The Reserve Bank of Australia’s (RBA) 25-basis-point rate hike on Tuesday came as little surprise to markets. Although for mortgage holders and investors it was far from welcome news, with the nation's central bank pushing the official cash rate (OCR) up to 4.10%.
In a 5-4 majority decision, the bank cited inflationary pressures as the ongoing reason.
"Higher petrol prices will add to inflation. But they're not the reason for today's decision," RBA Governor Michele Bullock said during Tuesday afternoon's press conference. "Inflation was already too high, reflecting the fact that demand is outstripping supply.
"If we do not act, these price pressures will spread, and the eventual adjustment would be harder," the governor continued. "This all suggests that the risks to inflation have tilted to the upside."
Bullock added that if the conflict in the Middle East persists, higher fuel costs could push inflation even higher.
"High inflation hurts all Australians," she said.
Here's what market players are saying.
Chief executive officer of Mortgage Choice
"For borrowers, today’s decision represents an increase of $113 to the monthly home loan repayment on a $700,000 home loan with a 6% interest rate. The RBA has not ruled out further rate rises this year. We are already seeing Australians moving to protect themselves from more rate increases, with a growing proportion of borrowers opting for the certainty of a fixed rate."
Senior economist at REA Group
"“For housing markets, today’s decision will temper the improvement in borrowing capacity that followed rate cuts in 2025. Higher mortgage rates will add to affordability constraints for buyers and will slow the pace of price growth from the strong gains recorded through 2025. National home prices have risen solidly over the past year. However, affordability remains stretched, and further tightening in monetary policy will limit the pace of further price increases through 2026.’’
Interim chief executive officer at the Finance Brokers Association of Australia (FBAA)
“While economic triggers may exist for the RBA to raise the cash rate this week, these are not usual times. Australians are yet to experience the cost of living increases that are predicted to hit soon due to the Middle East conflict. We expect that not only will fuel costs increase, but this will flow through to other supply chain increases and potentially add hundreds of dollars every month to the average household budget. Many mortgage holders may struggle to meet the increased payments. This is particularly the case for first-time homebuyers."
"The Reserve Bank of Australia’s decision to lift the official cash rate by 25 basis points to 4.10% will place further pressure on household budgets. The reality is that higher borrowing costs are now becoming a feature of the economic environment. Borrowers have already become more cautious in a new cycle of higher interest rates and cost-of-living pressures."
Head of Australian Economics at ANZ
"Our views on the RBA are unchanged following today’s rate increase. We expect an additional 25 [basis point] increase in May, which would take the cash rate to 4.35%. That level of interest rates, combined with the negative impact on household finances and demand from the energy price shock, should mark the end of this tightening cycle."
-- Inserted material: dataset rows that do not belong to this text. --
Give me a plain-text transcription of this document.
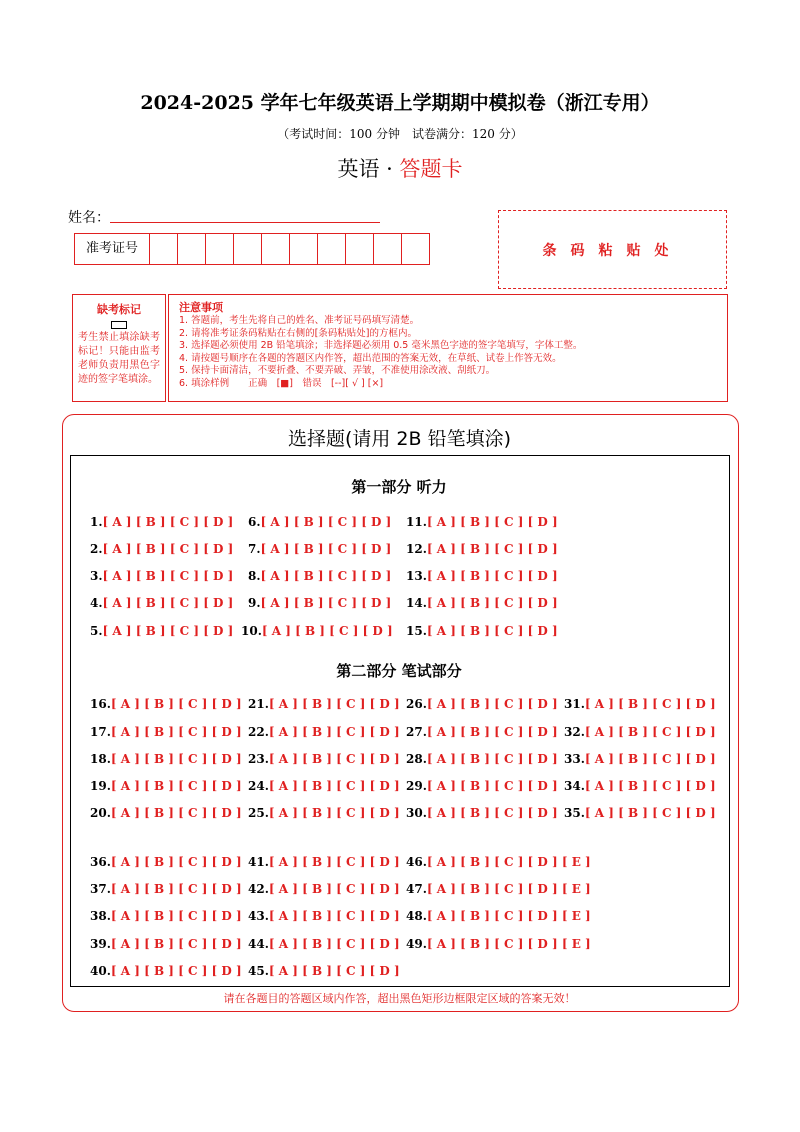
2024-2025 学年七年级英语上学期期中模拟卷（浙江专用）
（考试时间：100 分钟　试卷满分：120 分）
英语 · 答题卡
姓名：
准考证号	条码粘贴处
缺考标记
考生禁止填涂缺考标记！只能由监考老师负责用黑色字迹的签字笔填涂。
注意事项
1. 答题前，考生先将自己的姓名、准考证号码填写清楚。
2. 请将准考证条码粘贴在右侧的[条码粘贴处]的方框内。
3. 选择题必须使用 2B 铅笔填涂；非选择题必须用 0.5 毫米黑色字迹的签字笔填写，字体工整。
4. 请按题号顺序在各题的答题区内作答，超出范围的答案无效，在草纸、试卷上作答无效。
5. 保持卡面清洁，不要折叠、不要弄破、弄皱，不准使用涂改液、刮纸刀。
6. 填涂样例　　正确　[■]　错误　[--][ √ ] [×]
选择题(请用 2B 铅笔填涂)
第一部分 听力
第二部分 笔试部分
1.[ A ] [ B ] [ C ] [ D ]
2.[ A ] [ B ] [ C ] [ D ]
3.[ A ] [ B ] [ C ] [ D ]
4.[ A ] [ B ] [ C ] [ D ]
5.[ A ] [ B ] [ C ] [ D ]
6.[ A ] [ B ] [ C ] [ D ]
7.[ A ] [ B ] [ C ] [ D ]
8.[ A ] [ B ] [ C ] [ D ]
9.[ A ] [ B ] [ C ] [ D ]
10.[ A ] [ B ] [ C ] [ D ]
11.[ A ] [ B ] [ C ] [ D ]
12.[ A ] [ B ] [ C ] [ D ]
13.[ A ] [ B ] [ C ] [ D ]
14.[ A ] [ B ] [ C ] [ D ]
15.[ A ] [ B ] [ C ] [ D ]
16.[ A ] [ B ] [ C ] [ D ]
17.[ A ] [ B ] [ C ] [ D ]
18.[ A ] [ B ] [ C ] [ D ]
19.[ A ] [ B ] [ C ] [ D ]
20.[ A ] [ B ] [ C ] [ D ]
21.[ A ] [ B ] [ C ] [ D ]
22.[ A ] [ B ] [ C ] [ D ]
23.[ A ] [ B ] [ C ] [ D ]
24.[ A ] [ B ] [ C ] [ D ]
25.[ A ] [ B ] [ C ] [ D ]
26.[ A ] [ B ] [ C ] [ D ]
27.[ A ] [ B ] [ C ] [ D ]
28.[ A ] [ B ] [ C ] [ D ]
29.[ A ] [ B ] [ C ] [ D ]
30.[ A ] [ B ] [ C ] [ D ]
31.[ A ] [ B ] [ C ] [ D ]
32.[ A ] [ B ] [ C ] [ D ]
33.[ A ] [ B ] [ C ] [ D ]
34.[ A ] [ B ] [ C ] [ D ]
35.[ A ] [ B ] [ C ] [ D ]
36.[ A ] [ B ] [ C ] [ D ]
37.[ A ] [ B ] [ C ] [ D ]
38.[ A ] [ B ] [ C ] [ D ]
39.[ A ] [ B ] [ C ] [ D ]
40.[ A ] [ B ] [ C ] [ D ]
41.[ A ] [ B ] [ C ] [ D ]
42.[ A ] [ B ] [ C ] [ D ]
43.[ A ] [ B ] [ C ] [ D ]
44.[ A ] [ B ] [ C ] [ D ]
45.[ A ] [ B ] [ C ] [ D ]
46.[ A ] [ B ] [ C ] [ D ] [ E ]
47.[ A ] [ B ] [ C ] [ D ] [ E ]
48.[ A ] [ B ] [ C ] [ D ] [ E ]
49.[ A ] [ B ] [ C ] [ D ] [ E ]
请在各题目的答题区域内作答，超出黑色矩形边框限定区域的答案无效！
Chief economist at Westpac Group
"Rate hikes will remain on the table and our base case remains for a May rate hike."
Head of Australian Economics at Commonwealth Bank of Australia (CBA)
"Our call of a rate hike in May is another line-ball decision. The likelihood of a third consecutive rate hike will depend on the status of the war in the Middle East and the response of the household sector to two rate hikes and rising prices."
Executive director at aggregator group Connective
"Today’s increase isn’t surprising given inflation remains above target, and demand across housing and credit is still firm. It reflects the RBA’s focus on bringing inflation back to the target range in a steady way. With inflation proving sticky and geopolitical tensions already pushing up costs such as fuel, borrowers should be prepared for the possibility of further tightening if conditions don’t ease."
Data insights director at Canstar
"For someone with a $600,000 mortgage and 25 years remaining, this [rate hike] would translate into a $91 increase in their minimum monthly repayments. Combined with the February hike, that’s a total of $181 more every month, with the potential of more hikes to come. This won’t be just a double whammy for these households, but rather a barrage of higher expenses with rising petrol prices, higher grocery bills and increases to costs like health insurance premiums all putting pressure on everyday budgets."
Business investment lead at accounting firm CPA Australia
"Households are pulling back, businesses are losing confidence and yet costs keep rising. This rate increase adds fresh pressure just as many were hoping for some relief. Many small businesses will be forced to pass on higher costs, while others will delay investment, reduce services or scale back employment.”